Output 5.2.2: Details of the Fitted Burr Distribution Model

The HPSEVERITY Procedure
Burr Distribution

Distribution Information
Name Burr
Description Burr Distribution
Distribution Parameters 3
Regression Parameters 4

Initial Parameter Values and Bounds
Parameter Initial
Value
Lower
Bound
Upper
Bound
Theta 25.75198 1.05367E-8 Infty
Alpha 2.00000 1.05367E-8 Infty
Gamma 2.00000 1.05367E-8 Infty
x1 0.07345 -709.78271 709.78271
x2 Redundant    
x3 -0.14056 -709.78271 709.78271
x4 0.27064 -709.78271 709.78271
x5 -0.23230 -709.78271 709.78271

Convergence Status
Needs more than 50 iterations.

Optimization Summary
Optimization Technique Trust Region
Iterations 50
Function Calls 137
Log Likelihood -306.40842


The following PROC HPSEVERITY step uses the NLOPTIONS statement to change the convergence criterion and the limits on the iterations and function evaluations, exclude the lognormal and Pareto distributions that have been confirmed previously to fit the data poorly, and exclude the redundant regressor X2 from the model:

/*--- Refit and compare models with higher limit on iterations ---*/
proc hpseverity data=testnorm_reg print=all;
   loss y;
   scalemodel x1 x3-x5;
   dist Normal_s burr weibull;
   nloptions absfconv=2.0e-5 maxiter=100 maxfunc=500;
run;

The results shown in Output 5.2.3 indicate that the Burr distribution has now converged and that the Burr and Weibull distributions have an almost identical fit for the data. The NORMAL_S distribution is still the best distribution according to the likelihood-based criteria.

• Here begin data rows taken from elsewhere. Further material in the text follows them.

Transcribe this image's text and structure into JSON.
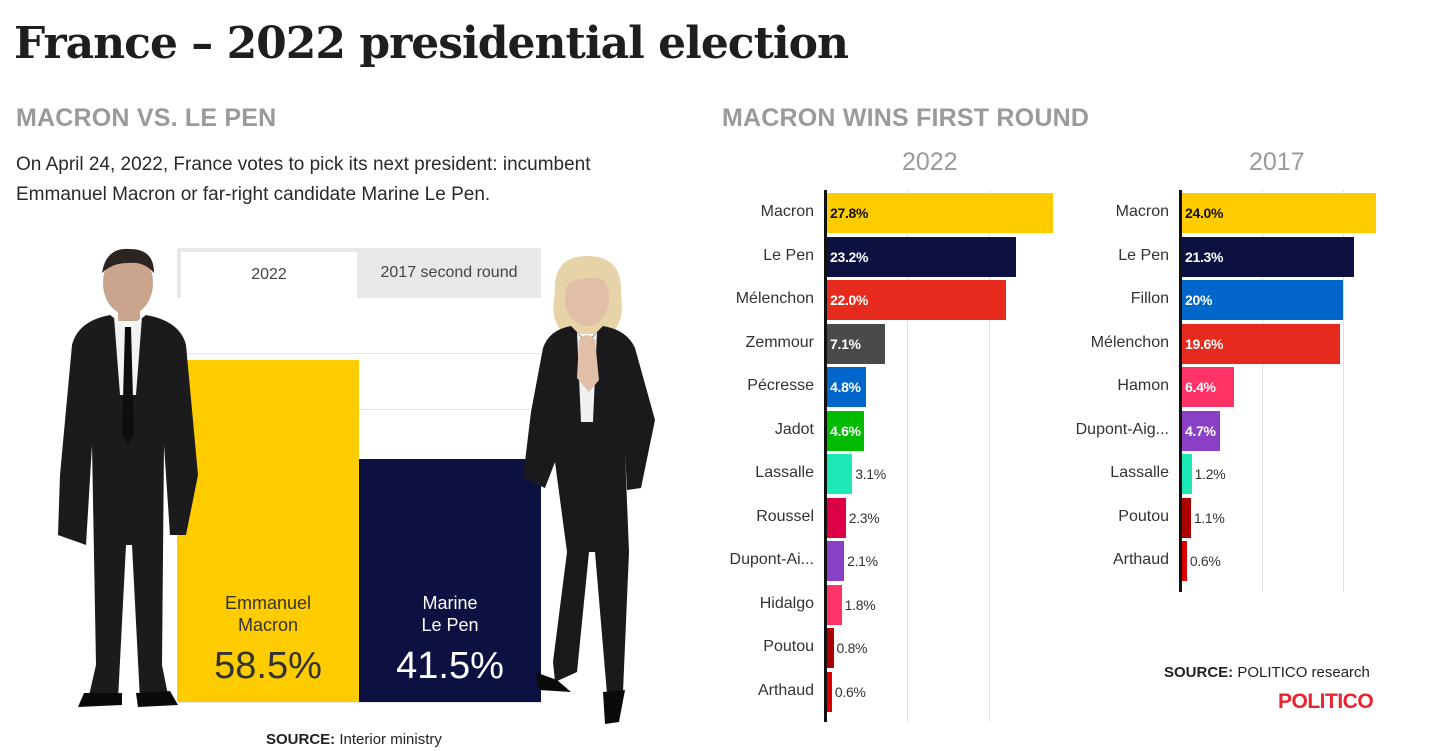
{
  "page": {
    "title": "France – 2022 presidential election"
  },
  "runoff": {
    "heading": "MACRON VS. LE PEN",
    "intro": "On April 24, 2022, France votes to pick its next president: incumbent Emmanuel Macron or far-right candidate Marine Le Pen.",
    "tabs": [
      "2022",
      "2017 second round"
    ],
    "active_tab": "2022",
    "source_label": "SOURCE:",
    "source_text": "Interior ministry"
  },
  "first_round": {
    "heading": "MACRON WINS FIRST ROUND",
    "source_label": "SOURCE:",
    "source_text": "POLITICO research",
    "brand": "POLITICO"
  },
  "chart_data": [
    {
      "type": "bar",
      "orientation": "vertical",
      "title": "",
      "categories": [
        "Emmanuel\nMacron",
        "Marine\nLe Pen"
      ],
      "values": [
        58.5,
        41.5
      ],
      "labels": [
        "58.5%",
        "41.5%"
      ],
      "colors": [
        "#ffcc00",
        "#0c1142"
      ],
      "text_colors": [
        "#333333",
        "#ffffff"
      ],
      "ylim": [
        0,
        60
      ],
      "grid": true
    },
    {
      "type": "bar",
      "orientation": "horizontal",
      "title": "2022",
      "categories": [
        "Macron",
        "Le Pen",
        "Mélenchon",
        "Zemmour",
        "Pécresse",
        "Jadot",
        "Lassalle",
        "Roussel",
        "Dupont-Ai...",
        "Hidalgo",
        "Poutou",
        "Arthaud"
      ],
      "values": [
        27.8,
        23.2,
        22.0,
        7.1,
        4.8,
        4.6,
        3.1,
        2.3,
        2.1,
        1.8,
        0.8,
        0.6
      ],
      "labels": [
        "27.8%",
        "23.2%",
        "22.0%",
        "7.1%",
        "4.8%",
        "4.6%",
        "3.1%",
        "2.3%",
        "2.1%",
        "1.8%",
        "0.8%",
        "0.6%"
      ],
      "colors": [
        "#ffcc00",
        "#0c1142",
        "#e62b1e",
        "#4a4a4a",
        "#0066cc",
        "#00bb00",
        "#1de9b6",
        "#dd0044",
        "#8a3fc7",
        "#ff3366",
        "#aa0000",
        "#dd0000"
      ],
      "xlim": [
        0,
        28
      ],
      "grid": true
    },
    {
      "type": "bar",
      "orientation": "horizontal",
      "title": "2017",
      "categories": [
        "Macron",
        "Le Pen",
        "Fillon",
        "Mélenchon",
        "Hamon",
        "Dupont-Aig...",
        "Lassalle",
        "Poutou",
        "Arthaud"
      ],
      "values": [
        24.0,
        21.3,
        20,
        19.6,
        6.4,
        4.7,
        1.2,
        1.1,
        0.6
      ],
      "labels": [
        "24.0%",
        "21.3%",
        "20%",
        "19.6%",
        "6.4%",
        "4.7%",
        "1.2%",
        "1.1%",
        "0.6%"
      ],
      "colors": [
        "#ffcc00",
        "#0c1142",
        "#0066cc",
        "#e62b1e",
        "#ff3366",
        "#8a3fc7",
        "#1de9b6",
        "#aa0000",
        "#dd0000"
      ],
      "xlim": [
        0,
        24.3
      ],
      "grid": true
    }
  ]
}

Output 5.2.3: Summary of Results after Changing Maximum Number of Iterations

The HPSEVERITY Procedure

Input Data Set
Name WORK.TESTNORM_REG

Model Selection
Distribution Converged -2 Log
Likelihood
Selected
Normal_s Yes 603.95786 Yes
Burr Yes 612.79276 No
Weibull Yes 612.77496 No

All Fit Statistics
Distribution -2 Log
Likelihood
AIC AICC BIC KS AD CvM
Normal_s 603.95786 * 615.95786 * 616.86108 * 631.58888 * 1.52388   4.00152   0.70769  
Burr 612.79276   626.79276   628.01015   645.02895   1.50472 * 3.90351 * 0.63433 *
Weibull 612.77496   624.77496   625.67819   640.40598   1.50490   3.90559   0.63458  
Note: The asterisk (*) marks the best model according to each column's criterion.